Thursday, August 9, 2012

Finding Grants For Your Classroom: Places to Start

Every teacher (except for teachers who have a lot of disposable income) reaches that point where they just can't keep spending like crazy on their classroom. OR, they spend on the basic supplies, but really want supplements, technology, etc. and just can't afford the out of pocket expense.

My wife stays home with our youngest child, so we get by on my teacher income, and it's hard, not impossible, but we cut it close sometimes. For this reason, I use most of my disposable income, check that, all of my disposable income, on my family. I don't have a lot leftover for the classroom apart from extra pencils, glue, and other essentials. Yes, I easily spend more than the $250 that we can write off on our taxes. I'm willing to bet that if you're reading this, then so do you.

I'm currently wanting to get some new technology and resources for my classroom, things like tablet computers, a projector, cool science and social studies resources, and maybe even some cool opportunities for summer professional development. The teacher who learns how to write and receive grants becomes an invaluable asset to their school. Today's post is about where to start, and more specifically how to use the best websites out there that list teacher grants.

Obviously the place to look first is Donor Choose (I just got my first grant from there funded a few days ago, check out my excitement HERE). Now don't say that Donors Choose isn't a grant site, because really, what is a grant? It's you asking someone or an organization for money to purchase things, and that's exactly what Donors Choose is. It's easy to use, you can create your account and have your first request posted in well under an hour. There's really no reason not to do it, it's completely free.

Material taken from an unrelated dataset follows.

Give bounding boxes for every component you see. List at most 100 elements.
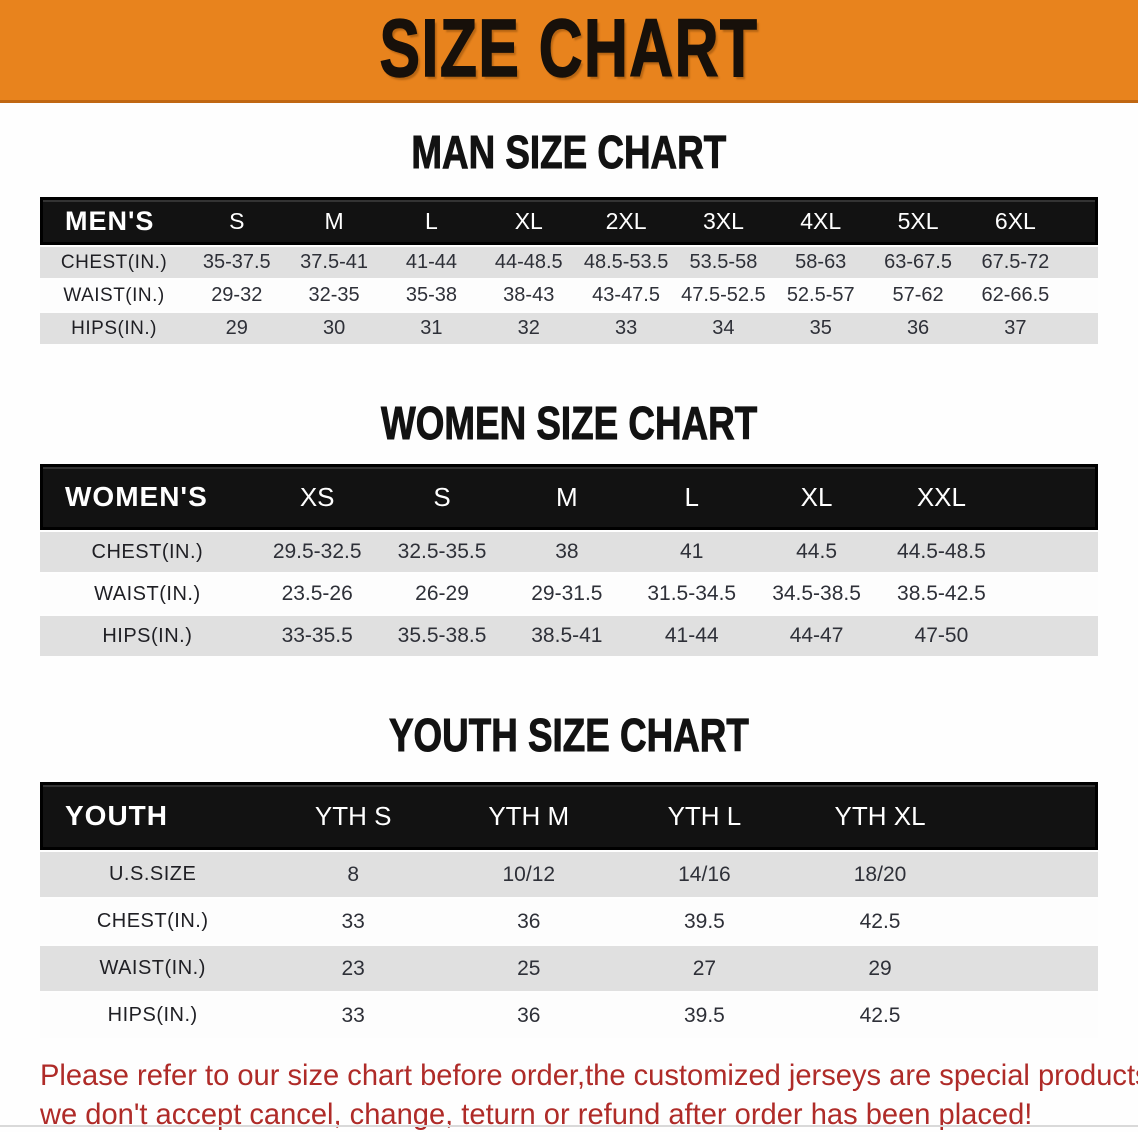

OK, I got that one out of the way, now let's get started on the others:

  • Grant Wrangler: Grant Wrangler is a search engine for teacher grants. I've gotten five grant requests completed from Grant Wrangler. There are small grants, and major national grants. Some are extremely competitive, and others are easy to come by. Just dig deep, and try for the ones that you qualify for. 
  • Kids in Need Foundation: There are links to grants through major corporations. These grants can be highly competitive, but the good thing is that many corporations give out millions in grants, the trick is getting yours in at the right time.
  • Grants 4 Teachers: This site is where you go if you're looking for a high dollar grant. You might have heard of people getting $50,000 for a mobile laptop lab, or $25,000 for iPads. There's a decent chance that they started here. Enter the information they ask for, and you'll be given a large list with many different entities that offer money. It's definitely worth a look.
  • Grants Alert: Another good place to find possible funding sources.
The keys to successful grant writing involve: 
    • Be precise: Grants that are general, or don't seem to have the work put into them in terms of precision, won't even be considered. If you're being asked to itemize items, reference the prices exactly, where you found the prices, and include sales tax in your state. You need to come across like you researched this and know everything, because you should.
    • Grant writing isn't just something you sit down and do in five minutes. The exception is Donors Choose. You can do a good grant there in a short amount of time, and as long as it's well written and compelling, they take care of the pricing and shipping and all of that stuff.
    • Focus on items that will reach a large number of kids over a number of years: Many companies that give grants will choose who they fund based on formulas that involve number of students reached, and even sometimes how many students over x amount of years will be reached. Of course the one shot grant can get funded, just be compelling.
    • It all comes down to proving that you and your students are worthy of the grant, and backing it up. If the grant asks you to provide photos or proof, do it in the given amount of time. 
    • Do your research: Think hard about what you need. A $200 grant won't be that hard to find funding more, but a $25,000 grant will probably be competitive and hard fought.
There is money out there for all of us who want it and will use it. It just comes down to knowing where to look, how to write, and having the passion to persist when your hard work doesn't pay off for awhile. Just stick with it, the first time you get a grant funded, there's really nothing quite like it, you'll be hooked forever.